BY DONELLA JOHNSTON
It is frustrating being a woman in the Catholic Church in 2012. I still find myself wondering from time to time how I manage to still be here. What exactly is it that makes me stay?
Firstly, it’s part of who I am. I was baptised into this Church and it is an essential part of my spiritual heritage. I love the Mass. I love the Gospels. I love the simplicity of the Jesus’ message of love – so simple and yet such a challenge.
I love the communion of the saints. I love the rhythm of the liturgical calendar. Seasons such as Lent and Advent remind me to slow down and think about my life and how I’m living it. I love the fellowship of other Catholic women and men. I love the beautiful retreat centres where we can go and recharge.
I love the charisms of the various orders, the Sacred Heart, Ignatian, Marian, Franciscan, Benedictine to identify a few that have left their holy fingerprints on my spirituality. I love that no matter where I travel in the world I can find a cathedral, walk in and follow the order of the Mass and be quite at home.
I can actually feel my blood pressure drop when I walk into a church. The ritual actions of blessing and genuflection are physical reminders of where I am and what I am there for. These are the Church’s great gifts.
I made a decision a number of years ago to focus on the positive aspects of my Church.

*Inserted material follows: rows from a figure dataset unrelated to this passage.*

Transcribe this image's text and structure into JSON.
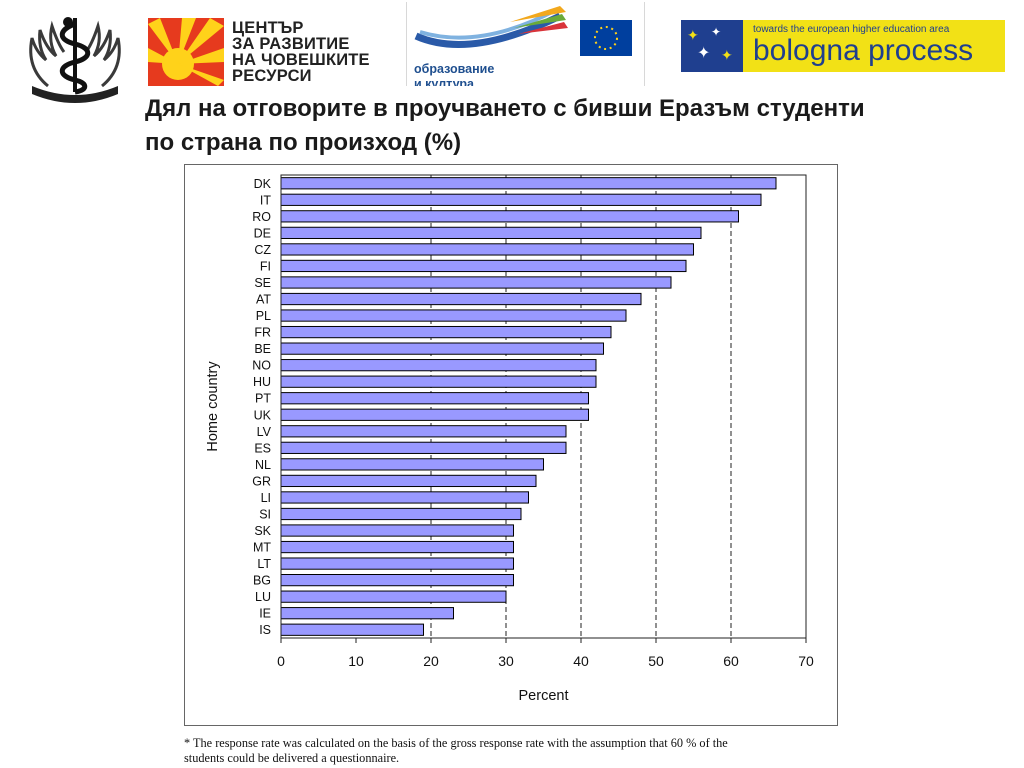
{
  "header": {
    "emblem_icon": "caduceus-emblem-icon",
    "hrdc_logo": {
      "icon": "sun-rays-icon",
      "lines": [
        "ЦЕНТЪР",
        "ЗА РАЗВИТИЕ",
        "НА ЧОВЕШКИТЕ",
        "РЕСУРСИ"
      ],
      "color": "#e63a1e"
    },
    "llp_logo": {
      "icon": "lifelong-learning-swoosh-icon",
      "eu_flag_icon": "eu-flag-icon",
      "lines": [
        "образование",
        "и култура"
      ],
      "color": "#1f4f8f"
    },
    "bologna_logo": {
      "tagline": "towards the european higher education area",
      "name": "bologna process",
      "icon": "stars-cluster-icon",
      "bg_color": "#f2e116",
      "text_color": "#1f3f8f"
    }
  },
  "slide": {
    "title_lines": [
      "Дял на отговорите в проучването с бивши Еразъм студенти",
      "по страна по произход (%)"
    ]
  },
  "chart_data": {
    "type": "bar",
    "orientation": "horizontal",
    "categories": [
      "DK",
      "IT",
      "RO",
      "DE",
      "CZ",
      "FI",
      "SE",
      "AT",
      "PL",
      "FR",
      "BE",
      "NO",
      "HU",
      "PT",
      "UK",
      "LV",
      "ES",
      "NL",
      "GR",
      "LI",
      "SI",
      "SK",
      "MT",
      "LT",
      "BG",
      "LU",
      "IE",
      "IS"
    ],
    "values": [
      66,
      64,
      61,
      56,
      55,
      54,
      52,
      48,
      46,
      44,
      43,
      42,
      42,
      41,
      41,
      38,
      38,
      35,
      34,
      33,
      32,
      31,
      31,
      31,
      31,
      30,
      23,
      19
    ],
    "xlabel": "Percent",
    "ylabel": "Home country",
    "xlim": [
      0,
      70
    ],
    "xticks": [
      "0",
      "10",
      "20",
      "30",
      "40",
      "50",
      "60",
      "70"
    ],
    "reference_lines": [
      20,
      30,
      40,
      50,
      60
    ],
    "bar_color": "#9999ff",
    "bar_outline": "#000000"
  },
  "footnote": {
    "lines": [
      "* The response rate was calculated on the basis of the gross response rate with the assumption that 60 % of the",
      "students could be delivered a questionnaire."
    ]
  }
}
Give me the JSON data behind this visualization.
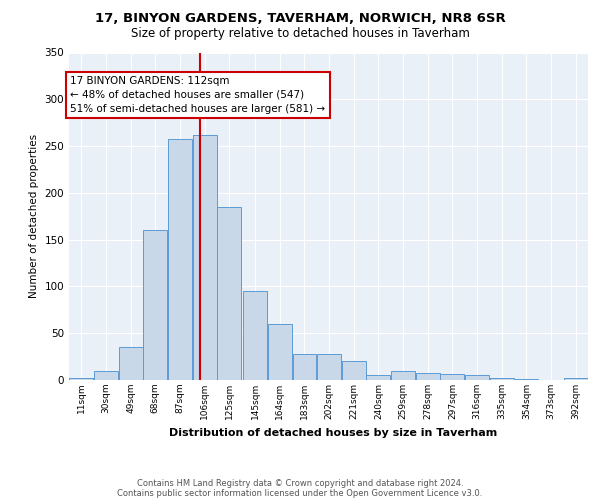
{
  "title1": "17, BINYON GARDENS, TAVERHAM, NORWICH, NR8 6SR",
  "title2": "Size of property relative to detached houses in Taverham",
  "xlabel": "Distribution of detached houses by size in Taverham",
  "ylabel": "Number of detached properties",
  "property_size": 112,
  "annotation_line1": "17 BINYON GARDENS: 112sqm",
  "annotation_line2": "← 48% of detached houses are smaller (547)",
  "annotation_line3": "51% of semi-detached houses are larger (581) →",
  "footer1": "Contains HM Land Registry data © Crown copyright and database right 2024.",
  "footer2": "Contains public sector information licensed under the Open Government Licence v3.0.",
  "bin_labels": [
    "11sqm",
    "30sqm",
    "49sqm",
    "68sqm",
    "87sqm",
    "106sqm",
    "125sqm",
    "145sqm",
    "164sqm",
    "183sqm",
    "202sqm",
    "221sqm",
    "240sqm",
    "259sqm",
    "278sqm",
    "297sqm",
    "316sqm",
    "335sqm",
    "354sqm",
    "373sqm",
    "392sqm"
  ],
  "bin_edges": [
    11,
    30,
    49,
    68,
    87,
    106,
    125,
    145,
    164,
    183,
    202,
    221,
    240,
    259,
    278,
    297,
    316,
    335,
    354,
    373,
    392
  ],
  "bar_heights": [
    2,
    10,
    35,
    160,
    258,
    262,
    185,
    95,
    60,
    28,
    28,
    20,
    5,
    10,
    8,
    6,
    5,
    2,
    1,
    0,
    2
  ],
  "bar_color": "#c8d8e8",
  "bar_edge_color": "#5b9bd5",
  "vline_x": 112,
  "vline_color": "#cc0000",
  "plot_bg_color": "#eaf0f8",
  "annotation_box_color": "#cc0000",
  "ylim": [
    0,
    350
  ],
  "yticks": [
    0,
    50,
    100,
    150,
    200,
    250,
    300,
    350
  ]
}
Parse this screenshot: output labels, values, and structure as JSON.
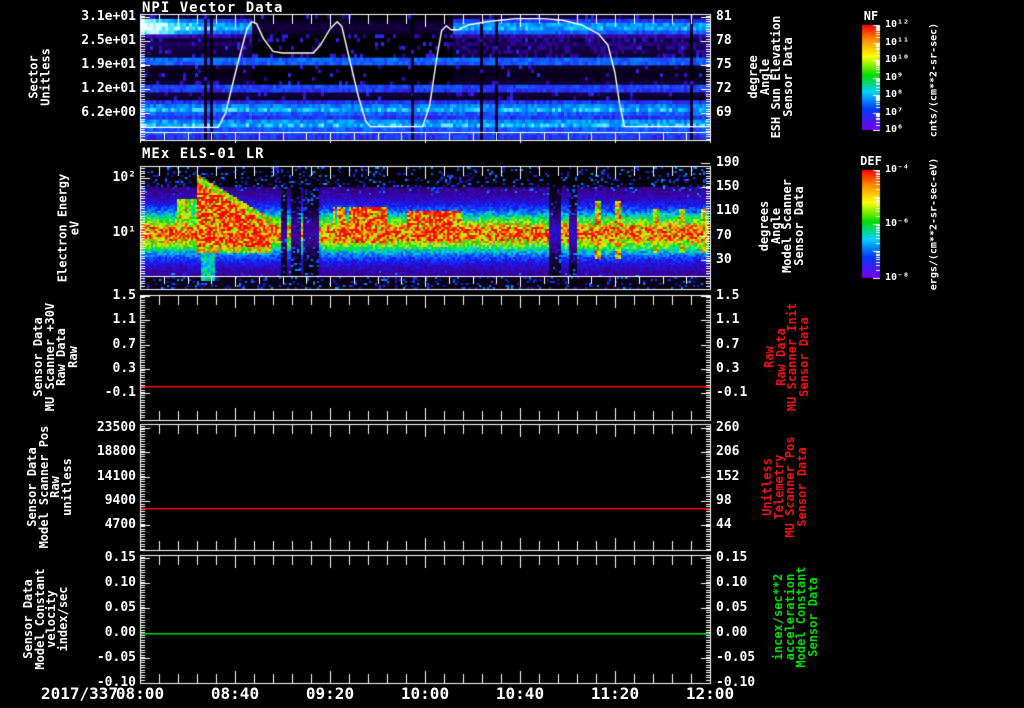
{
  "app": {
    "type": "science-data-plot-stack",
    "background": "#000000"
  },
  "time_axis": {
    "date": "2017/337",
    "tick_labels": [
      "08:00",
      "08:40",
      "09:20",
      "10:00",
      "10:40",
      "11:20",
      "12:00"
    ],
    "start": "08:00",
    "end": "12:00"
  },
  "colors": {
    "background": "#000000",
    "frame": "#ffffff",
    "text_white": "#ffffff",
    "text_red": "#ee1111",
    "text_green": "#00dd00",
    "line_red": "#ff0000",
    "line_green": "#00dd00",
    "overlay_line": "#ffffff"
  },
  "panels": [
    {
      "title": "NPI Vector Data",
      "left_axis": {
        "label_lines": [
          "Sector",
          "Unitless"
        ],
        "tick_labels": [
          "3.1e+01",
          "2.5e+01",
          "1.9e+01",
          "1.2e+01",
          "6.2e+00"
        ]
      },
      "right_axis": {
        "label_lines": [
          "Sensor Data",
          "ESH Sun Elevation",
          "Angle",
          "degree"
        ],
        "tick_labels": [
          "81",
          "78",
          "75",
          "72",
          "69"
        ],
        "color": "#ffffff"
      }
    },
    {
      "title": "MEx ELS-01 LR",
      "left_axis": {
        "label_lines": [
          "Electron Energy",
          "eV"
        ],
        "tick_labels": [
          "10²",
          "10¹"
        ]
      },
      "right_axis": {
        "label_lines": [
          "Sensor Data",
          "Model Scanner",
          "Angle",
          "degrees"
        ],
        "tick_labels": [
          "190",
          "150",
          "110",
          "70",
          "30"
        ],
        "color": "#ffffff"
      }
    },
    {
      "title": "",
      "left_axis": {
        "label_lines": [
          "Sensor Data",
          "MU Scanner +30V",
          "Raw Data",
          "Raw"
        ],
        "tick_labels": [
          "1.5",
          "1.1",
          "0.7",
          "0.3",
          "-0.1"
        ]
      },
      "right_axis": {
        "label_lines": [
          "Sensor Data",
          "MU Scanner Init",
          "Raw Data",
          "Raw"
        ],
        "tick_labels": [
          "1.5",
          "1.1",
          "0.7",
          "0.3",
          "-0.1"
        ],
        "color": "#ee1111"
      }
    },
    {
      "title": "",
      "left_axis": {
        "label_lines": [
          "Sensor Data",
          "Model Scanner Pos",
          "Raw",
          "unitless"
        ],
        "tick_labels": [
          "23500",
          "18800",
          "14100",
          "9400",
          "4700"
        ]
      },
      "right_axis": {
        "label_lines": [
          "Sensor Data",
          "MU Scanner Pos",
          "Telemetry",
          "Unitless"
        ],
        "tick_labels": [
          "260",
          "206",
          "152",
          "98",
          "44"
        ],
        "color": "#ee1111"
      }
    },
    {
      "title": "",
      "left_axis": {
        "label_lines": [
          "Sensor Data",
          "Model Constant",
          "velocity",
          "index/sec"
        ],
        "tick_labels": [
          "0.15",
          "0.10",
          "0.05",
          "0.00",
          "-0.05",
          "-0.10"
        ]
      },
      "right_axis": {
        "label_lines": [
          "Sensor Data",
          "Model Constant",
          "acceleration",
          "incex/sec**2"
        ],
        "tick_labels": [
          "0.15",
          "0.10",
          "0.05",
          "0.00",
          "-0.05",
          "-0.10"
        ],
        "color": "#00dd00"
      }
    }
  ],
  "colorbars": [
    {
      "title": "NF",
      "tick_labels": [
        "10¹²",
        "10¹¹",
        "10¹⁰",
        "10⁹",
        "10⁸",
        "10⁷",
        "10⁶"
      ],
      "unit": "cnts/(cm**2-sr-sec)"
    },
    {
      "title": "DEF",
      "tick_labels": [
        "10⁻⁴",
        "10⁻⁶",
        "10⁻⁸"
      ],
      "unit": "ergs/(cm**2-sr-sec-eV)"
    }
  ],
  "chart_data": [
    {
      "type": "heatmap",
      "title": "NPI Vector Data",
      "ylabel": "Sector (Unitless)",
      "y_tick_values": [
        31,
        25,
        19,
        12,
        6.2
      ],
      "x_range": [
        "08:00",
        "12:00"
      ],
      "z_label": "NF cnts/(cm**2-sr-sec)",
      "z_range_log10": [
        6,
        12
      ],
      "pattern": "horizontal sector bands of blue/cyan counts separated by black gaps; bright cyan patch 08:00-08:25 in upper sectors; dark region ~08:45-10:10 in upper sectors; scattered purple speckle pixels throughout",
      "overlay_line": {
        "name": "ESH Sun Elevation Angle",
        "unit": "degree",
        "axis_range": [
          69,
          81
        ],
        "x_minutes_after_0800": [
          0,
          33,
          36,
          41,
          45,
          47,
          49,
          52,
          56,
          60,
          73,
          76,
          80,
          83,
          85,
          88,
          92,
          95,
          97,
          119,
          122,
          125,
          127,
          129,
          131,
          134,
          138,
          146,
          158,
          170,
          178,
          186,
          193,
          197,
          200,
          202,
          204,
          240
        ],
        "values": [
          67.2,
          67.2,
          69,
          75,
          79.5,
          80.4,
          80.2,
          78.3,
          76.7,
          76.5,
          76.5,
          77.5,
          79.5,
          80.4,
          79.8,
          76,
          71,
          68,
          67.3,
          67.3,
          70,
          76,
          79.3,
          79.9,
          79.4,
          79.4,
          80,
          80.4,
          80.8,
          80.8,
          80.6,
          80,
          78.9,
          77.5,
          74,
          70,
          67.3,
          67.3
        ]
      }
    },
    {
      "type": "heatmap",
      "title": "MEx ELS-01 LR",
      "ylabel": "Electron Energy (eV)",
      "y_scale": "log",
      "y_tick_values": [
        100,
        10
      ],
      "x_range": [
        "08:00",
        "12:00"
      ],
      "z_label": "DEF ergs/(cm**2-sr-sec-eV)",
      "z_range_log10": [
        -8,
        -4
      ],
      "right_axis": {
        "label": "Model Scanner Angle (degrees)",
        "tick_values": [
          190,
          150,
          110,
          70,
          30
        ]
      },
      "pattern": "continuous green 5-30 eV band across all times; intense red burst ~08:25-08:55 reaching ~150 eV; red patches ~09:20-09:45 and ~09:55-10:15; vertical data gap ~09:00-09:15; narrow warm vertical streaks after 11:10"
    },
    {
      "type": "line",
      "name": "Sensor Data MU Scanner +30V Raw Data (Raw)",
      "constant_value": 0.02,
      "ylim": [
        -0.1,
        1.5
      ],
      "color": "#ff0000"
    },
    {
      "type": "line",
      "name": "Sensor Data Model Scanner Pos Raw (unitless)",
      "constant_value": 8050,
      "ylim": [
        4700,
        23500
      ],
      "right_axis": {
        "name": "MU Scanner Pos Telemetry (Unitless)",
        "value": 83,
        "ylim": [
          44,
          260
        ]
      },
      "color": "#ff0000"
    },
    {
      "type": "line",
      "name": "Sensor Data Model Constant velocity (index/sec)",
      "constant_value": 0.0,
      "ylim": [
        -0.1,
        0.15
      ],
      "right_axis": {
        "name": "Model Constant acceleration (incex/sec**2)"
      },
      "color": "#00dd00"
    }
  ]
}
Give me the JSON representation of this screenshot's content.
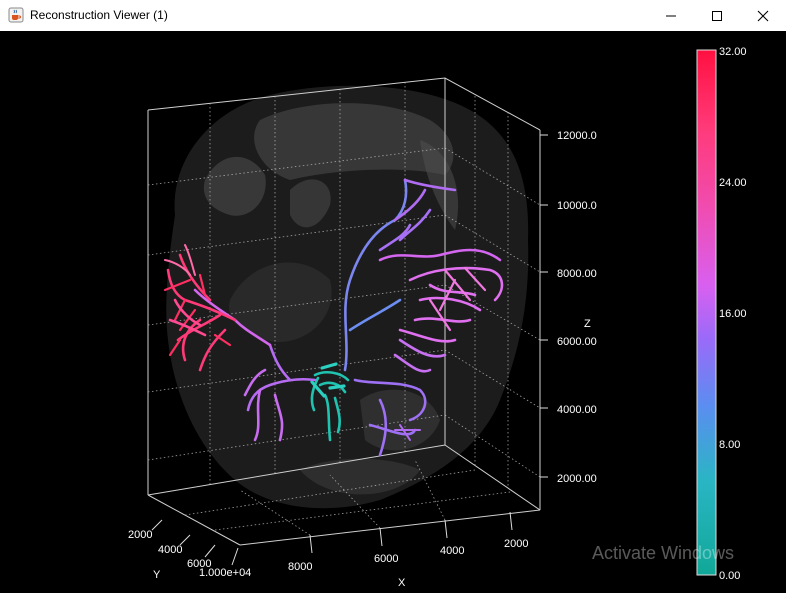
{
  "window": {
    "title": "Reconstruction Viewer (1)",
    "icon": "java-cup-icon",
    "controls": [
      "minimize-icon",
      "maximize-icon",
      "close-icon"
    ]
  },
  "axes": {
    "x_label": "X",
    "y_label": "Y",
    "z_label": "Z",
    "x_ticks": [
      "2000",
      "4000",
      "6000",
      "8000"
    ],
    "y_ticks": [
      "2000",
      "4000",
      "6000",
      "1.000e+04"
    ],
    "z_ticks": [
      "2000.00",
      "4000.00",
      "6000.00",
      "8000.00",
      "10000.0",
      "12000.0"
    ]
  },
  "colorbar": {
    "tick_labels": [
      "32.00",
      "24.00",
      "16.00",
      "8.00",
      "0.00"
    ],
    "colors": [
      "#ff1a3d",
      "#ff4d9a",
      "#e85cf0",
      "#8a6cff",
      "#4aa0e6",
      "#1ab8b0"
    ]
  },
  "watermark": "Activate Windows"
}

This doesn’t mean I don’t notice injustice and inequality. I do – all the time. This does annoy me and sometimes it affects the quality of my prayer – if I allow it.
It is important to turn our attention to the things that give us life, rather than those that diminish it. We are living in a watershed point in history where Catholic women are being called to play an increasingly important role in almost every aspect of life in the Church and they are stepping up to this challenge splendidly.
It is a sign of hope and a reason to celebrate that over ten years ago the Australian Catholic Bishops sought to address the concerns of women in the Church and not only commissioned the largest research project ever conducted by the Australian Church in the Women and Man: One in Christ Jesus Report on the Participation of Women in the Catholic Church in Australia but also established an Office for the Participation of Women in the Church.
I think this demonstrates a genuine prophetic vision and a sincere receptivity to deep, reflective listening and dialogue – areas that I believe will be vital for healing and grace to occur in our wounded Church and world.
How do I encourage other women to participate in the Church? A gentle personal invitation is probably the most effective way.
A few weeks ago I was at Mary MacKillop Place in Sydney. I’d just been to Mass and was enjoying a quiet coffee in the sun. A little boy of around five came up to my table and introduced himself and asked me where I was from. We started talking and soon realised that we were not only from the same city but lived in the same suburb. Meanwhile an elderly lady sitting at a nearby table had heard our conversation and declared that she too was from the same city and joined us.
It felt like one of those grace-filled moments. Three generations of travellers connected by a thread of faith in that holy place. The little boy’s mother came over and introduced herself and I invited her to call me if she wanted to go to Mass in my parish. On Ash Wednesday morning she called and I picked her and her son up and took them to the evening service. The next weekend she came to the 6pm Mass with the rest of her family.
Sometimes I invite people to come to Mass and they look at me as if I’m bonkers, “Why would I want to do THAT – on the weekend?!” Sometimes the invitation is taken up and who knows how God’s good grace might work in their lives – or in mine?
Happy International Women’s Day! Have hope. Celebrate!
Donella Johnston is Director for the Office for the Participation of Women (OPW) and as the Executive Secretary to the Bishops' Commission for Church Ministry (BCCM).